To select the most informative features, a multistep approach was employed. First, the Mann‒Whitney U test was applied to compare features between the risk group; features with p values less than 0.05 were retained22. The least absolute shrinkage and selection operator (LASSO) method was subsequently utilized to further streamline the feature set based on their coefficients; however, the size of the resulting feature set remained substantial.
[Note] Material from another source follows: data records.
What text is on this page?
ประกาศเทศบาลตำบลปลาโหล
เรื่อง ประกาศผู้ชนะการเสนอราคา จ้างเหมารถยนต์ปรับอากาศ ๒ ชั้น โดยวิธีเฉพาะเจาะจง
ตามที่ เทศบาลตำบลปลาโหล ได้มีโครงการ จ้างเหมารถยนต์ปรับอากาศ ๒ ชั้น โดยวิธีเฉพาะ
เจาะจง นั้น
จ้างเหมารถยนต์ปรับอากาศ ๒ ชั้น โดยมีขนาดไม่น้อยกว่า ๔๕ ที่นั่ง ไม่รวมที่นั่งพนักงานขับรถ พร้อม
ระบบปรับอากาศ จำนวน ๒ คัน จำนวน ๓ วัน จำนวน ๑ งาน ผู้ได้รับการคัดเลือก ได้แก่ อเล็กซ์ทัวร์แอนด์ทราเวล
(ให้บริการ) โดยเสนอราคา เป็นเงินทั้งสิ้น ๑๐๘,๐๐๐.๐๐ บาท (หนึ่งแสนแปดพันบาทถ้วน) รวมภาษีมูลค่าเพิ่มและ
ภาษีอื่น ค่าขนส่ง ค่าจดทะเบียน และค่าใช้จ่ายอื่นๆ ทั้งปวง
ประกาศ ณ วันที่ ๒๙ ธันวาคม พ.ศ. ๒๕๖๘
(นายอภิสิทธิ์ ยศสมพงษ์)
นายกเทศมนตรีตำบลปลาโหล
To achieve optimal performance and interpretability, the SelectKBest method, which selects the top ten features within a feature set with the highest discriminatory potential, was employed (Suppl Appendix A1) The six sets of features described above underwent the aforementioned feature selection processes, and the relevant results are shown in Fig. 3.

Figure 3.

Figure 3

Radiomic feature selection. (a–f) Cross-validation curves of the LASSO regression model. (a) Arterial-phase features, (b) venous-phase features, (c) plain scan-phase features, (d) differences between the arterial-phase features and the venous-phase features, (e) differences between the arterial-phase features and the plain scan-phase features, (f) differences between the plain scan-phase features and the venous-phase features. (g–l) Coefficient curves for the radiomic features. (g) Arterial-phase features, (h) venous-phase features, (i) plain scan-phase features, (j) differences between the arterial-phase features and the venous-phase features, (k) differences between the arterial-phase features and the plain scan-phase features, (l) differences between the plain scan-phase features and the venous-phase features. (m–r) Coefficients in the LASSO model. (m) Arterial-phase features, (n) venous phase features, (o) plain scan-phase features, (p) differences between the arterial-phase features and the venous-phase features, (q) differences between the arterial-phase features and the plain scan-phase features, (r) differences between the plain scan-phase features and the venous-phase features.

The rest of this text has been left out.